During a related discussion of the trial, Clyde W. Yancy, MD, MSc, professor of medicine and medical social science, chief of cardiology and associate director of the Bluhm Cardiovascular Institute at Northwestern Medicine, said researchers need to consider other therapeutic or device approaches that may help patients with acute decompensated HF, which “does not have a single effective intervention other than process improvement.” Yancy is also vice dean of diversity and inclusion at Northwestern University Feinberg School of Medicine.

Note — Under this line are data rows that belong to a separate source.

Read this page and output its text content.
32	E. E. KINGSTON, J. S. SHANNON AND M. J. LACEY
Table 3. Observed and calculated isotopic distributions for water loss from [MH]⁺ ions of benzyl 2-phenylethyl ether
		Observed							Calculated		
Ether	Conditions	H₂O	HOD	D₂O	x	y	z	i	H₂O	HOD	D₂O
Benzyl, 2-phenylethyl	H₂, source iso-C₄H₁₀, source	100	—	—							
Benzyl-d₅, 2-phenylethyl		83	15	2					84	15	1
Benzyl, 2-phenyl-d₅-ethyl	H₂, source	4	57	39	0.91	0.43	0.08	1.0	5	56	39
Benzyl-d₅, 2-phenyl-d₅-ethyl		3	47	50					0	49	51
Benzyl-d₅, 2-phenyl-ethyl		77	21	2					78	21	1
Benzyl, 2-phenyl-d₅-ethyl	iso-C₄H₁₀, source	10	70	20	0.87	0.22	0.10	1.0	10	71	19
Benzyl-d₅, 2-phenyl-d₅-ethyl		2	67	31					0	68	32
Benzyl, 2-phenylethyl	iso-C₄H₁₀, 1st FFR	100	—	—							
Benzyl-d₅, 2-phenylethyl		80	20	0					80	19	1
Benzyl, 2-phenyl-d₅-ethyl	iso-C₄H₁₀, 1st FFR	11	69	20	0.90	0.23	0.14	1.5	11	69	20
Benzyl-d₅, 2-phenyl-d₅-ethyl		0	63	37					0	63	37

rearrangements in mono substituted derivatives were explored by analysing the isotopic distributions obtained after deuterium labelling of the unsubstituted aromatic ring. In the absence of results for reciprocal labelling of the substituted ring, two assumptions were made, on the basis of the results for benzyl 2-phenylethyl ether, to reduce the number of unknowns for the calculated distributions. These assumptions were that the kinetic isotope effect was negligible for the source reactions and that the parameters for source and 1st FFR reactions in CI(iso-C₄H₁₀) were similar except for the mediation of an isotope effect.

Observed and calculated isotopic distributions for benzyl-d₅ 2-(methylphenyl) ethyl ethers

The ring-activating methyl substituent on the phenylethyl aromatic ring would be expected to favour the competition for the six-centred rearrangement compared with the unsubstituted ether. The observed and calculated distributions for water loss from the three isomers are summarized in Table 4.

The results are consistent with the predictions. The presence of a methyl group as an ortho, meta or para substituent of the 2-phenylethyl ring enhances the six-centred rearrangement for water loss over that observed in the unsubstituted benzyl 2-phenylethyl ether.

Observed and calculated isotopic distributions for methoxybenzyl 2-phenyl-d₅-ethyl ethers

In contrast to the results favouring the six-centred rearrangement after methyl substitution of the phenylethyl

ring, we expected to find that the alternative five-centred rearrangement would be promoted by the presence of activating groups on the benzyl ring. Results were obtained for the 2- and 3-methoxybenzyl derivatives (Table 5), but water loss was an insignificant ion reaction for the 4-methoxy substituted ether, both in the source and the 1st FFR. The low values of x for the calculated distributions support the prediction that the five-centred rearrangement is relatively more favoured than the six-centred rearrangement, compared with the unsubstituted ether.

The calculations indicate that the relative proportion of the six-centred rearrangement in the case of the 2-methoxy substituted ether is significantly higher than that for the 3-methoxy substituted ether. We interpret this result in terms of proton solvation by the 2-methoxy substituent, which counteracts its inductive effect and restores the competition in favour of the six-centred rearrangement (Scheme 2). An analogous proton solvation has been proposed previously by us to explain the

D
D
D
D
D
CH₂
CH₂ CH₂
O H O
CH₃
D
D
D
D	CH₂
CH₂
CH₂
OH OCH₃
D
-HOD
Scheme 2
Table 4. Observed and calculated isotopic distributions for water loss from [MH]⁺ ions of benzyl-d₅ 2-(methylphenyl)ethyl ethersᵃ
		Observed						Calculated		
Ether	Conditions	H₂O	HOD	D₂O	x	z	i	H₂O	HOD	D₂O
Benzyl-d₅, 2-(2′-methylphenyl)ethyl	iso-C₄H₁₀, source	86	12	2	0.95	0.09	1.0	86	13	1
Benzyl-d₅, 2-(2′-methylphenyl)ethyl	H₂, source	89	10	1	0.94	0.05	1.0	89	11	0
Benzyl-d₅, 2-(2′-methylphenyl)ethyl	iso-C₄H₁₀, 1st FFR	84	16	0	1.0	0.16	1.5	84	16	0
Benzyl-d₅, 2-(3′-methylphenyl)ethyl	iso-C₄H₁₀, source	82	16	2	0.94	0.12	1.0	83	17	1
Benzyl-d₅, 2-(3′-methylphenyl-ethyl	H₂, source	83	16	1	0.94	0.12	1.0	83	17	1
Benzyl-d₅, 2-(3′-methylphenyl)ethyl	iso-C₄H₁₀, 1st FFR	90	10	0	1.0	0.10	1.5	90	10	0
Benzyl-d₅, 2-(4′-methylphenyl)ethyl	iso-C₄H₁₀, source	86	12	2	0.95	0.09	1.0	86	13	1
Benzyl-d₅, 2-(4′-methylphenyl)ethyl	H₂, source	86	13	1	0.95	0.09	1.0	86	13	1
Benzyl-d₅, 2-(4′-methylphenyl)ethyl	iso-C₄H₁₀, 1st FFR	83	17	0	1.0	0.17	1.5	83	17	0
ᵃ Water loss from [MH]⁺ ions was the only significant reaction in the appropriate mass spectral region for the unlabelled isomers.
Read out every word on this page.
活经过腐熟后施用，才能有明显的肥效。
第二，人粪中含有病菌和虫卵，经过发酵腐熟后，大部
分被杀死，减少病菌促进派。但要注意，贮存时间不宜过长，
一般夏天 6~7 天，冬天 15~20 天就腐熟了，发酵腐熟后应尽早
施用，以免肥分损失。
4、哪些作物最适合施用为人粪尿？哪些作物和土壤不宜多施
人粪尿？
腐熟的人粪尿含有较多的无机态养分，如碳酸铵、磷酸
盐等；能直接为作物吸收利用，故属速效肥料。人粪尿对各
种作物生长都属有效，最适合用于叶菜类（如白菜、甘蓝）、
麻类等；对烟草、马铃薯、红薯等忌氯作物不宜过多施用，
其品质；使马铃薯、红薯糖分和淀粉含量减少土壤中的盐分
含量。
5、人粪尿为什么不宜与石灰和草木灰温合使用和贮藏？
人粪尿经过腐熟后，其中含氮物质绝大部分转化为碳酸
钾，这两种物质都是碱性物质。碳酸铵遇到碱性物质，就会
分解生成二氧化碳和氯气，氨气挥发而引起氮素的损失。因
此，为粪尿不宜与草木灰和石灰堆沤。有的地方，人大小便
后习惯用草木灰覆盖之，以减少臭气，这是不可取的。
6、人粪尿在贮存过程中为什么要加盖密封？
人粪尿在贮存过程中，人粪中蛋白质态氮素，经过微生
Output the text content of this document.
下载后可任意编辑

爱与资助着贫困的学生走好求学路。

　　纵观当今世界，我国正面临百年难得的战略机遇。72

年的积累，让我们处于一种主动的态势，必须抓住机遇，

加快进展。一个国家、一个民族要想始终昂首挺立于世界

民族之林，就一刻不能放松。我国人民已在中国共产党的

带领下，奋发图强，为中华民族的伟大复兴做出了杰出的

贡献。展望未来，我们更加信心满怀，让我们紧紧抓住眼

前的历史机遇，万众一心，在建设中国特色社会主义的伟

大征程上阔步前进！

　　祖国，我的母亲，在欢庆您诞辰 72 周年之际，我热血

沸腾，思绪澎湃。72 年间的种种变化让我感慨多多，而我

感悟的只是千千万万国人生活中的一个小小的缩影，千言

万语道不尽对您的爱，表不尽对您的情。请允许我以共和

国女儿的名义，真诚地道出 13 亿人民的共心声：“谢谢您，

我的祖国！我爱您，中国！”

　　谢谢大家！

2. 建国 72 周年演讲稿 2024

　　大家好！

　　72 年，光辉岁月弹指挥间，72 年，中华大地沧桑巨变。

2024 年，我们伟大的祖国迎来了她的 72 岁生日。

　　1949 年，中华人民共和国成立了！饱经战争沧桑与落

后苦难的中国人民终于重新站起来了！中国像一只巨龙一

Data from studies of sacubitril/valsartan (Entresto, Novartis) have suggested that the drug improves morbidity in patients with HF, “but it is not enlisted during the throes of an acute decompensated HF hospitalization. This must be tested prospectively, and it would be inappropriate to begin to deploy this available compound for the purposes of changing the natural outcomes of acute decompensated HF, but might this be [appropriate for] future investigation?” he asked.
On the device side, he said, an implantable pulmonary catheter “reflects a strategy, potentially, to demonstrate a reduction in morbidity, but not necessarily in the throes of acute compensated disease. ... It is a strategy to be explored.”
Given that TRUE-AHF disproved one hypothesis, it might be appropriate to further test a hypothesis that treating neurohormonal targets could improve outcomes in this population, Yancy said.
Ularitide is not yet approved for use in the United States; Cardiorentis AG received a fast-track designation for the agent in December 2015. – by Erik Swain
Reference:
Packer M, et al. LBCT.01 – Big Trials for Big Questions. Presented at: American Heart Association Scientific Sessions; Nov. 12-16, 2016; New Orleans.
Disclosure: The study was funded by Cardiorentis AG. Packer reports consulting for Admittance, Amgen, AstraZeneca, Bayer, BioControl, Boehringer Ingelheim, Boston Scientific, Celyad, Cardiorentis AG, Daiichi Sankyo, GlaxoSmithKline, Novartis, Novo Nordisk, Relypsa, Takeda and ZS Pharma. Yancy reports no relevant financial disclosures.